Terminaba el año 1996 y a Pedro González Pierella aún lo perseguían los rivales que enfrentaba en el Parque Schott. El zurdo, junto a Jaime Aguilar, José Luis Díaz y Marcelo Corrales, hacía felices a los hinchas de Osorno. Claro, no tanto como el que se ganaba una vaquilla en los entretiempo.

El argentino había llegado a mitad de 1995 junto a Roque Burella y Aguilar, y la habían dejado chiquitita en el sur. En 1996 le falló la compañía en un comienzo. Antonio Ruberto, Ramón Castillo y Rubén Martínez decepcionaron y debió esperar por los arribos de Corrales y Pepe Díaz. La espera había valido la pena. Ese año González Pierella jugó 28 partidos y anotó 11 goles. Más las asistencias para varios de los 13 goles de Corrales y los 10 de Díaz, lo situaban como uno de los jugadores que se iban a pelear los grandes a fin de año. En la UC ya lo daban por fichado para acompañar al Beto Acosta en 1997. Al final llegaría un tal Bisconti.

En Santiago, mientras tanto, el Tigre Cristián Traverso era de lo poco que se salvaba en un segundo semestre para el olvido de la U. Tras la gran Copa Libertadores, la ida de Marcelo Salas y casos de doping interno, que se cuentan con casi todos los dedos de una mano, sacudieron el plantel. Para peor, perdieron en partidos de ida y vuelta la opción de ir a la final de la liguilla de Copa Libertadores y de jugar la final la Copa Chile. La liguilla ante la UC y la Copa Chile ante Colo Colo. Ahí fue cuando el defensor argentino se saltó todas las instrucciones y se fue a jugar de 9. En el último minuto conectaría con un cabezazo el centro de Valencia y anotaría en el Monumental. Se metería aún más en el corazón de los azules, pese a que finalmente perderían la serie con el recordado “banderinazo” de Marcelo Espina.

Ya a comienzos de 1997 Pedro González seguía corriendo. Esta vez en círculos, y de felicidad. Lo había llamado Héctor Bambino Veira para que fuera uno de los pocos refuerzos permitidos de Boca Juniors para el Clausura 1996-1997 que comenzaba en el Verano. El buen nivel del zurdo durante un año y medio, sumado a los contactos de lo su representante Eduardo Petrini (el mismo de Caputto, Gioino y el propio Díaz), lo había posicionado en el equipo que aún tenía a Diego Maradona en el plantel.

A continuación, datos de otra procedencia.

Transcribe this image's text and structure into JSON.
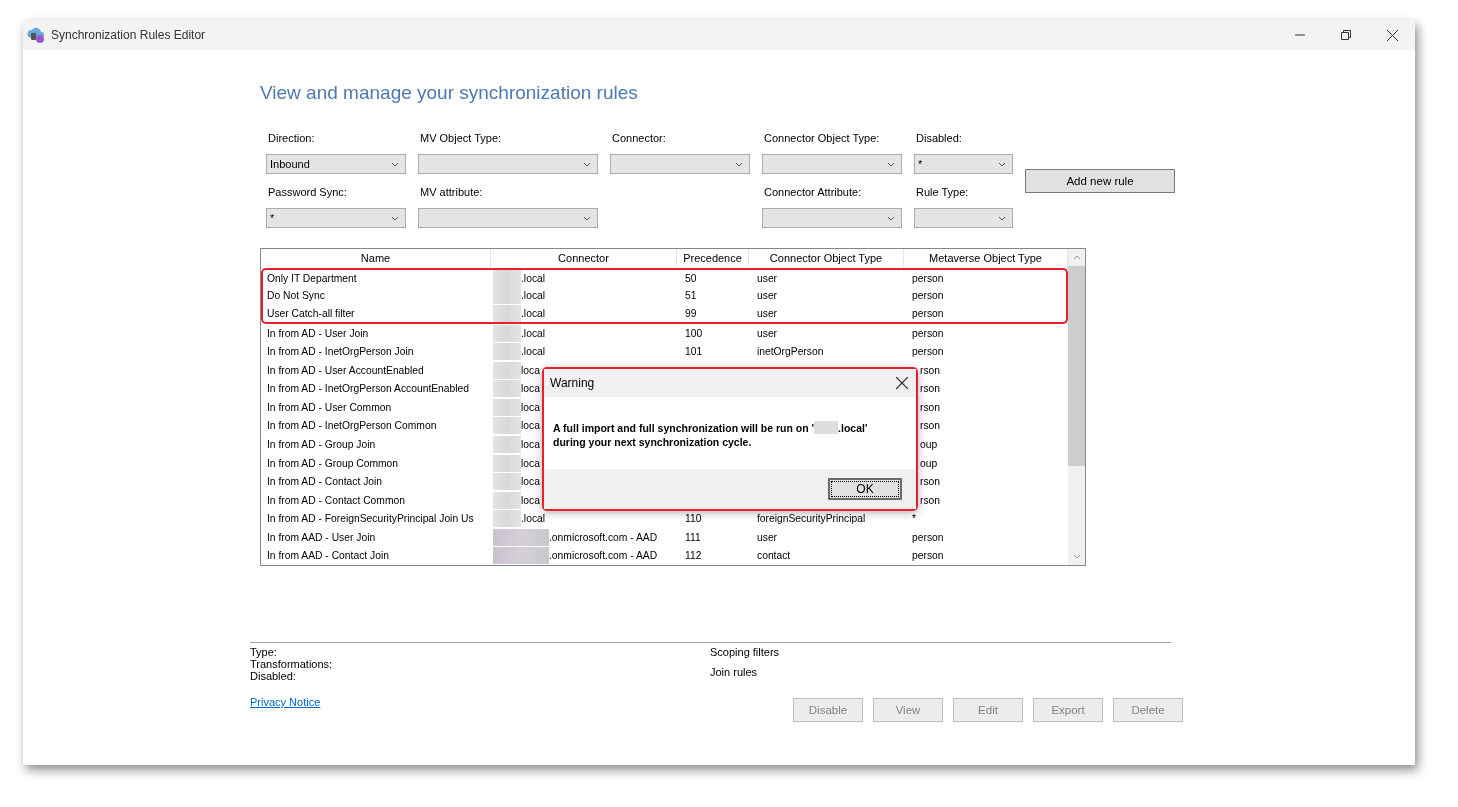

Pero González Pierella no se iría solo. Traverso, quien lo sufrió el 95 y el 96, también armaba las maletas desde Chile. El Tigre sería el acompañante en la defensa de Néstor Fabbri durante todo ese torneo y González el primer reemplazo en delantera para el Manteca Martinez y Diego Latorre, incluso con más presencias que Sebastián Rambert y Alphonse Tchami, los otros delanteros del plantel. Traverso jugaría 14 partidos, casi todos como titular, y González lo haría en 12, casi todos desde la banca.

Ya para la temporada 1997-1998 todo cambiaría. Ese receso invernal sería el año del click de Boca. Se mantenía Héctor Veira como DT, pero llegaría la base del plantel de Carlos Bianchi. A Traverso le trajeron a Jorge Bermúdez desde el Benfica y a Pedro González lo mandaron a Deportivo Español. En ese mercado además arribarían Córdoba, Solano, Samuel, los mellizos Barros Schellotto, Martín Palermo, Claudio Caniggia y Luis Hernández. Se mantenía Latorre, Manteca y Rambert. No había por dónde.

Ya en 1998 llegaría Carlos Bianchi y pondría a Traverso de volante de contención, posición en la que lo ganaría todo con los xeneizes. González, por su parte, completaría su préstamo en Deportivo Español y en 1998 ficharía en Huachipato para hacer dupla con Juan Carreño. Bueno, hasta cuando se pudo antes del Candongazo. Luego paso por Concepción, Unión Española, Badajoz de España, Nacional de Uruguay y Palestino.

En el cumpleaños 115 de Boca Juniors, ni Medel, ni Basay, ni el Chapa, ni Bahamonde, ni Riera, ni Roberto Luco. Nos acordamos de Traverso y González, los “chilenos” del Boca 97.